I should’ve just kept my distance. Patched him up, offered a polite smile, and sent him on his way. Professional, detached, and uncomplicated.

But fate, those invisible threads I never quite believed in, had already started stitching us back together.

Before Kieran appeared, I told myself I had everything under control. A quiet life. Something neat and expected. The illusion of calm held together with to-do lists and blind optimism.

But the God’s honest truth? The cracks had been there long before Kieran ever walked through those hospital doors. I just hadn’t let myself look closely enough to see them.

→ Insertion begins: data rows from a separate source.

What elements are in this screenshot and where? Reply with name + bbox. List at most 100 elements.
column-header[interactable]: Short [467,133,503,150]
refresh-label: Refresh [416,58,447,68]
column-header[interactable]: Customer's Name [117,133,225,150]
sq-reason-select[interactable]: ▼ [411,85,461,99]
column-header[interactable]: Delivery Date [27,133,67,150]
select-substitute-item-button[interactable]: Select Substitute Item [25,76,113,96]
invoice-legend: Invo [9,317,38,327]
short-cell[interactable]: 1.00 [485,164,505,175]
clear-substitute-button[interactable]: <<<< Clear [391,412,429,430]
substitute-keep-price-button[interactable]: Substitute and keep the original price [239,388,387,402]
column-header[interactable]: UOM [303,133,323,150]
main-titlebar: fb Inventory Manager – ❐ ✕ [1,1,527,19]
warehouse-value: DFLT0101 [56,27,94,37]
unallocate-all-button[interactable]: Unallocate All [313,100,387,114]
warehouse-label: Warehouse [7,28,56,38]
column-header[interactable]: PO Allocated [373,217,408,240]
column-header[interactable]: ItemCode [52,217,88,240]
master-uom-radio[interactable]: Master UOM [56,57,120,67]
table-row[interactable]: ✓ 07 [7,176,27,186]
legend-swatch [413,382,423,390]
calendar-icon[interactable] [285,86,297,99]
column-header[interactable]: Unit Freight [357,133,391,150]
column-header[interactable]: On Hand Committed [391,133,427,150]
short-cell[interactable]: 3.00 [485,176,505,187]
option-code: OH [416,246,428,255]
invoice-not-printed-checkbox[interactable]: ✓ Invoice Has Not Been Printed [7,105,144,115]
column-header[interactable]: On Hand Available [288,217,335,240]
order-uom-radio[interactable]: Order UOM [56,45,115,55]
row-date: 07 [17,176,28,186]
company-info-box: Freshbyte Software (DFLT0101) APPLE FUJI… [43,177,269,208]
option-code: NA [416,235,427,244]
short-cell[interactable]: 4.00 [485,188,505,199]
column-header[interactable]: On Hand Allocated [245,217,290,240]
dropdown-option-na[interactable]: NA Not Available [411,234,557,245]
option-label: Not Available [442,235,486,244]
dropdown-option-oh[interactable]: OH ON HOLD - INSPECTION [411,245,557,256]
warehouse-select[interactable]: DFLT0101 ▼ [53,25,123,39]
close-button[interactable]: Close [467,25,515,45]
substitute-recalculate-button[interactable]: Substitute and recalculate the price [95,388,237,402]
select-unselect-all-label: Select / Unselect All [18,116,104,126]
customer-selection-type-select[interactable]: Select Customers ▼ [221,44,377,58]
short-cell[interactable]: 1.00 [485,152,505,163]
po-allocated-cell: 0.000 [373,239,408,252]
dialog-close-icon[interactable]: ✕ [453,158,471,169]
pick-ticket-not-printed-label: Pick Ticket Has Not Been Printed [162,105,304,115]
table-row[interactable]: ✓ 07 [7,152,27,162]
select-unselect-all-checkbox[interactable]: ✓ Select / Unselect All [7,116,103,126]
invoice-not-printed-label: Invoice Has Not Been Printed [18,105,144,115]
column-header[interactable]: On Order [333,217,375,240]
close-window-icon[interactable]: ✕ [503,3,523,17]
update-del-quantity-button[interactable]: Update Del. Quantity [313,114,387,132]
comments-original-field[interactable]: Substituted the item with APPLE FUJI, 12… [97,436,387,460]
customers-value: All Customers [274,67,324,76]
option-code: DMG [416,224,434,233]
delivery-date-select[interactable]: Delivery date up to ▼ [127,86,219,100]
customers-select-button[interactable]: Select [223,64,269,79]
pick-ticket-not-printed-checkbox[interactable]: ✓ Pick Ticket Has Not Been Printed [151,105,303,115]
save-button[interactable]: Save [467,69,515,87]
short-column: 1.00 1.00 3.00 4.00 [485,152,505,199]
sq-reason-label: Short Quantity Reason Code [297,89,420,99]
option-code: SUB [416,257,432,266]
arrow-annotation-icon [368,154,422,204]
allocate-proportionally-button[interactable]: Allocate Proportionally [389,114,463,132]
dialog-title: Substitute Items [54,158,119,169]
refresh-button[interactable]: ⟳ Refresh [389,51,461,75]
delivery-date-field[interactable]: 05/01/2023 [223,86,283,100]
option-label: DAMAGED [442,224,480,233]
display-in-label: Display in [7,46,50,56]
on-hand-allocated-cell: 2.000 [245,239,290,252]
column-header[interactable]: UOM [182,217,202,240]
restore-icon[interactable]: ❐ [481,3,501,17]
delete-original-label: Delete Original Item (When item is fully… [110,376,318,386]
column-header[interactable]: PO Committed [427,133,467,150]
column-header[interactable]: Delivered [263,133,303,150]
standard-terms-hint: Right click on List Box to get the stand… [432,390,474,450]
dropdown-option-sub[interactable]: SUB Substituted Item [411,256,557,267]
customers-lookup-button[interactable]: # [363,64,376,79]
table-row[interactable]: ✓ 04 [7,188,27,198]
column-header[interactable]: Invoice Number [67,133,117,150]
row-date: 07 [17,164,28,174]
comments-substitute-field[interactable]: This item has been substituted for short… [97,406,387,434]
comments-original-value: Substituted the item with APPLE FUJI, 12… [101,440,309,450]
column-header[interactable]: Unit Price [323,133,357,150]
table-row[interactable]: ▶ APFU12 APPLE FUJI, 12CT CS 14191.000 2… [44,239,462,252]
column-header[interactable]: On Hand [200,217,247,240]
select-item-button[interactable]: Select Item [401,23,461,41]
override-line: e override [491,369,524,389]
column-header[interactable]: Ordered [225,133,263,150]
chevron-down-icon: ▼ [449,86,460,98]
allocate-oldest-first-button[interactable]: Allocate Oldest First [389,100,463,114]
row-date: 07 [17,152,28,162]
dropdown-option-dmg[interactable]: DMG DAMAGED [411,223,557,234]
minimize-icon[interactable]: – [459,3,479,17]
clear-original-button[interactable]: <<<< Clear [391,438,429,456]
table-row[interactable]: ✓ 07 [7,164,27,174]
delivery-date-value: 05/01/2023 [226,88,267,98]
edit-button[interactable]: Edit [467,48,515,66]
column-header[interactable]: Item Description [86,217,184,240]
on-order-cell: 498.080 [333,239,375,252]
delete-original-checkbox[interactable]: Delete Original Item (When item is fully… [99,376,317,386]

Now, looking back, I think that night under the festival lights was when everything truly began.

Not just with Kieran. But with me.

With the version of myself I was before all the compromises.

Because when he walked back into my life, something shifted. Something I couldn’t ignore, no matter how tightly I clung to the life I’d convinced myself was enough.

And maybe I’d been waiting all along. For someone to remind me who I used to be.

I just didn’t know I’d already started leaving the life I thought I was trying to save.